Des morts qui se promènent
Par-dessus tout, les Haïtiens possèdent le culte des morts qu’ils entourent d’attentions tendant à protéger les défunts contre les entreprises maléfiques des sorciers, qui pourraient tirer leurs corps du tombeau pour en faire, par vertu magique, des « zombi jardin », ou morts-vivants, et les obliger à travailler à leur profit. C’est pour cette raison que les tombes haïtiennes, dans les campagnes, sont en général de solides blocs de briques ou de ciment, sur lesquels veille l’effigie du Baron Samedi. Le Maître des cimetières est représenté par une tête humaine surmontant une croix de Saint-André. Parfois, cette effigie est gravée sur une haute croix latine qui, placée à l’entrée des cimetières, sert de reposoir au Baron. Des feuilles d’orme, arbre sur lequel règne le dieu, peuvent accompagner son image.

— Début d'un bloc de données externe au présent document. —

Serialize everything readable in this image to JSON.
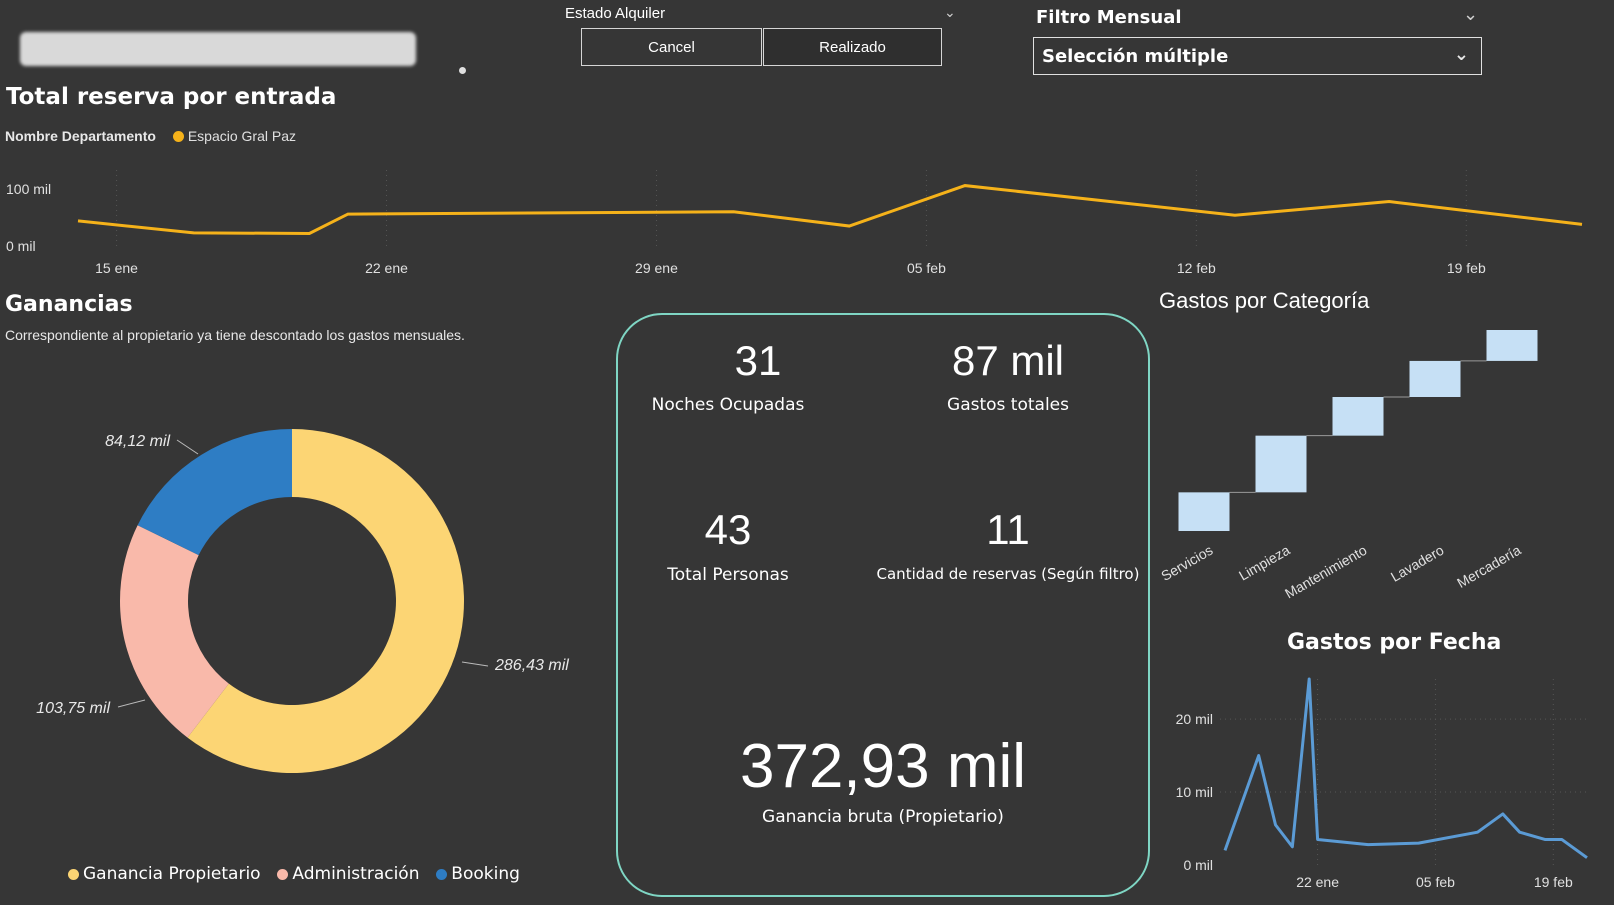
{
  "header": {
    "estado_title": "Estado Alquiler",
    "buttons": [
      {
        "label": "Cancel",
        "selected": false
      },
      {
        "label": "Realizado",
        "selected": true
      }
    ],
    "filtro_title": "Filtro Mensual",
    "filtro_value": "Selección múltiple"
  },
  "reservas": {
    "title": "Total reserva por entrada",
    "legend_label": "Nombre Departamento",
    "legend_item": "Espacio Gral Paz",
    "color": "#f5b21a"
  },
  "ganancias": {
    "title": "Ganancias",
    "subtitle": "Correspondiente al propietario ya tiene descontado los gastos mensuales.",
    "legend": [
      {
        "label": "Ganancia Propietario",
        "color": "#fcd574"
      },
      {
        "label": "Administración",
        "color": "#f9b9aa"
      },
      {
        "label": "Booking",
        "color": "#2e7dc4"
      }
    ]
  },
  "kpis": {
    "noches_value": "31",
    "noches_label": "Noches Ocupadas",
    "gastos_value": "87 mil",
    "gastos_label": "Gastos totales",
    "personas_value": "43",
    "personas_label": "Total Personas",
    "reservas_value": "11",
    "reservas_label": "Cantidad de reservas (Según filtro)",
    "ganancia_value": "372,93 mil",
    "ganancia_label": "Ganancia bruta (Propietario)"
  },
  "gastos_categoria": {
    "title": "Gastos por Categoría"
  },
  "gastos_fecha": {
    "title": "Gastos por Fecha"
  },
  "chart_data": [
    {
      "type": "line",
      "title": "Total reserva por entrada",
      "series": [
        {
          "name": "Espacio Gral Paz",
          "points": [
            [
              "2023-01-14",
              44000
            ],
            [
              "2023-01-17",
              23000
            ],
            [
              "2023-01-20",
              22000
            ],
            [
              "2023-01-21",
              56000
            ],
            [
              "2023-01-31",
              60000
            ],
            [
              "2023-02-03",
              35000
            ],
            [
              "2023-02-06",
              106000
            ],
            [
              "2023-02-13",
              54000
            ],
            [
              "2023-02-17",
              78000
            ],
            [
              "2023-02-22",
              38000
            ]
          ]
        }
      ],
      "x_ticks": [
        "15 ene",
        "22 ene",
        "29 ene",
        "05 feb",
        "12 feb",
        "19 feb"
      ],
      "x_tick_dates": [
        "2023-01-15",
        "2023-01-22",
        "2023-01-29",
        "2023-02-05",
        "2023-02-12",
        "2023-02-19"
      ],
      "xlim": [
        "2023-01-14",
        "2023-02-22"
      ],
      "y_ticks": [
        "0 mil",
        "100 mil"
      ],
      "y_tick_values": [
        0,
        100000
      ],
      "ylim": [
        0,
        100000
      ],
      "grid": "vertical dotted"
    },
    {
      "type": "pie",
      "subtype": "donut",
      "title": "Ganancias",
      "slices": [
        {
          "label": "Ganancia Propietario",
          "value": 286.43,
          "display": "286,43 mil",
          "color": "#fcd574"
        },
        {
          "label": "Administración",
          "value": 103.75,
          "display": "103,75 mil",
          "color": "#f9b9aa"
        },
        {
          "label": "Booking",
          "value": 84.12,
          "display": "84,12 mil",
          "color": "#2e7dc4"
        }
      ],
      "legend_position": "bottom"
    },
    {
      "type": "bar",
      "subtype": "waterfall",
      "title": "Gastos por Categoría",
      "categories": [
        "Servicios",
        "Limpieza",
        "Mantenimiento",
        "Lavadero",
        "Mercadería"
      ],
      "values": [
        7500,
        11000,
        7500,
        7000,
        6000
      ],
      "color": "#c6e0f5"
    },
    {
      "type": "line",
      "title": "Gastos por Fecha",
      "series": [
        {
          "name": "",
          "points": [
            [
              "2023-01-11",
              2000
            ],
            [
              "2023-01-15",
              15000
            ],
            [
              "2023-01-17",
              5500
            ],
            [
              "2023-01-19",
              2500
            ],
            [
              "2023-01-21",
              25500
            ],
            [
              "2023-01-22",
              3500
            ],
            [
              "2023-01-28",
              2800
            ],
            [
              "2023-02-03",
              3000
            ],
            [
              "2023-02-10",
              4500
            ],
            [
              "2023-02-13",
              7000
            ],
            [
              "2023-02-15",
              4500
            ],
            [
              "2023-02-18",
              3500
            ],
            [
              "2023-02-20",
              3500
            ],
            [
              "2023-02-23",
              1000
            ]
          ],
          "color": "#5b9bd5"
        }
      ],
      "x_ticks": [
        "22 ene",
        "05 feb",
        "19 feb"
      ],
      "x_tick_dates": [
        "2023-01-22",
        "2023-02-05",
        "2023-02-19"
      ],
      "xlim": [
        "2023-01-11",
        "2023-02-23"
      ],
      "y_ticks": [
        "0 mil",
        "10 mil",
        "20 mil"
      ],
      "y_tick_values": [
        0,
        10000,
        20000
      ],
      "ylim": [
        0,
        25500
      ],
      "grid": "dotted"
    }
  ]
}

Pourtant, si les paysans haïtiens vénèrent les morts, ils les craignent bien plus encore. C’est pour cette raison que, avant de quitter la maison pour se rendre au cimetière, on fait accomplir plusieurs tours sur lui-même au cercueil. Ainsi, l’esprit du défunt ne pourra retrouver son chemin et venir tourmenter les vivants. Souvent, on place dans la bière un peigne, du savon, un chapelet, une pipe… Mais on n’a garde d’y mettre de l’alcool car, selon la croyance, le mort s’enivrerait et pourrait devenir agressif. Si on y mettait de l’argent, il s’empresserait de venir chercher les restes de la fortune familiale, et des épingles pourraient lui donner envie de venir piquer les vivants. Cette peur des revenants, ou « zombies » est telle que souvent, aux carrefours, de petites niches, entourant l’empreinte d’une croix, sont creusées à même la terre du talus. Ces niches contiennent des objets sacrés destinés à effaroucher les fantômes errants.
Mais ces superstitions ne doivent cependant pas être confondues avec le Vaudou. Elles ne font que l’entourer d’un cercle maléfique et contribuent encore à accentuer leur mystère.